Does art have no borders? 
This question has accompanied the artist throughout his career. His fans see him as a provocateur who skillfully puts his finger on the wound with his works. For example, his installation of 9,000 school bags commemorating the deaths of thousands of schoolchildren. Or his projects on the refugee crisis. His critics accuse him of using the media publicity to put himself in the spotlight with seemingly political statements.

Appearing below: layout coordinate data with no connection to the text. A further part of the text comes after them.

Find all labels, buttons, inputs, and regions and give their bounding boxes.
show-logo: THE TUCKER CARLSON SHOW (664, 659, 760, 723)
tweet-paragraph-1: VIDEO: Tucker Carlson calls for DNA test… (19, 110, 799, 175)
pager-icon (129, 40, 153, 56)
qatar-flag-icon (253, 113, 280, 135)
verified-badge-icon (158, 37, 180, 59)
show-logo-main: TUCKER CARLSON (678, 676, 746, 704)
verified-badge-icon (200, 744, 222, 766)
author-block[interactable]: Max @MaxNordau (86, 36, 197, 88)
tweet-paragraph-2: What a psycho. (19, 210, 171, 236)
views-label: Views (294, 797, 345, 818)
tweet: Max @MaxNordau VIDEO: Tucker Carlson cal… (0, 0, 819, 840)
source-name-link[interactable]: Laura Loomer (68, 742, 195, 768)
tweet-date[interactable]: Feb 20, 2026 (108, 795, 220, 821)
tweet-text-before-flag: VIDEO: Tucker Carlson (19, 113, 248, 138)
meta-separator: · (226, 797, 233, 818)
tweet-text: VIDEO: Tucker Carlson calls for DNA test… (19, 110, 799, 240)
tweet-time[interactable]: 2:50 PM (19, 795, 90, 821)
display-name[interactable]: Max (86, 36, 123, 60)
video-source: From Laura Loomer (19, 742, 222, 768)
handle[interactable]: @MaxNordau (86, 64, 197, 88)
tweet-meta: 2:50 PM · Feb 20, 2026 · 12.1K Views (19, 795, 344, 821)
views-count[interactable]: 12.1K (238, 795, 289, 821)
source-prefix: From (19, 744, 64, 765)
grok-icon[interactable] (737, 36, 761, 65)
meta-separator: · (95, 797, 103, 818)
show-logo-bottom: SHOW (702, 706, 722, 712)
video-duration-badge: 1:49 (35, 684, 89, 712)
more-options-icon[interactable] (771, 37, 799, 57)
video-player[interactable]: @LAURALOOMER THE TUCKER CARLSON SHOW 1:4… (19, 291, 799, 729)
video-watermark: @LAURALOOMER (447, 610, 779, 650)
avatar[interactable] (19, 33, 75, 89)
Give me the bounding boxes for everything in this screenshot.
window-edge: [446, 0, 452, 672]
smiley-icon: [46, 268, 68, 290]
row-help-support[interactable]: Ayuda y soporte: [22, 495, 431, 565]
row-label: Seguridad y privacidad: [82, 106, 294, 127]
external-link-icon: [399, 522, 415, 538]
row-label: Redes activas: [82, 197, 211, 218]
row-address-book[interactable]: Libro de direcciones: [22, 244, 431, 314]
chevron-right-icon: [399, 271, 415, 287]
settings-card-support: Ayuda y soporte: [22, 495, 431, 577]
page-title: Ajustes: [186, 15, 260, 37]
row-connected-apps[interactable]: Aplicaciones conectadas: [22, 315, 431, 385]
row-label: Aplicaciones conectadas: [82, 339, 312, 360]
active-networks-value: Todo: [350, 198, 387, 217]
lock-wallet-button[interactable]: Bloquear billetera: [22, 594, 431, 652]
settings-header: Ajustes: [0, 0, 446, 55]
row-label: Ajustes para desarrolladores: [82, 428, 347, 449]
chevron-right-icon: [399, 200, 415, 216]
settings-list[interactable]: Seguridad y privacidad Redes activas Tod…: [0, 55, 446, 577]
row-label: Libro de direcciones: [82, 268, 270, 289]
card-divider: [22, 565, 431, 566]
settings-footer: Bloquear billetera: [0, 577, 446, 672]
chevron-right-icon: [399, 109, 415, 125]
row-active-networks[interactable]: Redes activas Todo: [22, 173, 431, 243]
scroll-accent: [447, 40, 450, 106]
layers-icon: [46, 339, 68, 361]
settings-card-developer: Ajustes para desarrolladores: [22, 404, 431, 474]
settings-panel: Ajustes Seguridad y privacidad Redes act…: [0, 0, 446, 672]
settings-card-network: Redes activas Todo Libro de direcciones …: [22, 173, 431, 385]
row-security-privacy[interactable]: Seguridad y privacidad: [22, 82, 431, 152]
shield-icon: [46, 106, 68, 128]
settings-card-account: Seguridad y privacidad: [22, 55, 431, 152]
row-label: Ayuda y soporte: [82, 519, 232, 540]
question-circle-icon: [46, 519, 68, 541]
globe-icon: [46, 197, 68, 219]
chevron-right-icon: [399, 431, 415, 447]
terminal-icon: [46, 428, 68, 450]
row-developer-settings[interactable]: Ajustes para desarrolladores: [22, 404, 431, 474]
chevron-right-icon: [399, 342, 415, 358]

He was criticized particularly loudly when he reenacted the photo of the Syrian boy Alan Kurdi, who drowned on the Turkish coast in 2015. In the documentary, he clearly counters the outrage he received: no one was able to explain to him why this was not moral. The fact that people were outraged by his portrayal, but not by the fact that children were dying every day in Aleppo, was ridiculous. Following the premiere of the DW documentary, he responded to the question of whether the boundaries of art were being overstepped: "As long as the artist is a human being, he has to deal with human crises." Weiwei's art is polarizing, but his message is simple: "We must understand that we are all one," he explains. "That what happens in Africa, the Middle East or elsewhere also has an effect on us. Even those of us who live in democratic societies and think we are safe will be amazed to see how quickly everything can change for us too."
 

A Life Between Beijing, New York and Berlin 
In addition to film footage and works that all deal with flight and migration, the filmmakers visit stations in Weiwei's life between Beijing, New York, and Berlin, where Weiwei talks about his life: about his father, his years in New York from 1981-1993, his imprisonment in 2011, and his move to Berlin in 2015. The documentary "Ai Weiwei Drifting" also provides insight into personal moments from the artist's everyday life: Weiwei cooking in his Berlin kitchen. At home in front of the television with his son. A visit to his mother in Beijing, who is the only person in the film who says anything about Weiwei. The filmmakers manage to capture these private moments authentically. His son, he says in the movie, has a better relationship with his mother than with him. He is a strict father and always interferes. His son doesn't like that.
 
"For me, Weiwei was like an enigma," says filmmaker Bettina Kolb of her experience. "I never knew what was going on inside his head. Above all, he is super fast," she says of the artist, who currently has eight different exhibitions. Eva Mehl, on the other hand, was impressed by the way Weiwei approached people: "He sat down with them just to spend time with them." The documentary "Ai Weiwei Drifting" paints a very personal portrait of one of the world's most famous artists, who says of himself: "I have no home. My home is the Internet.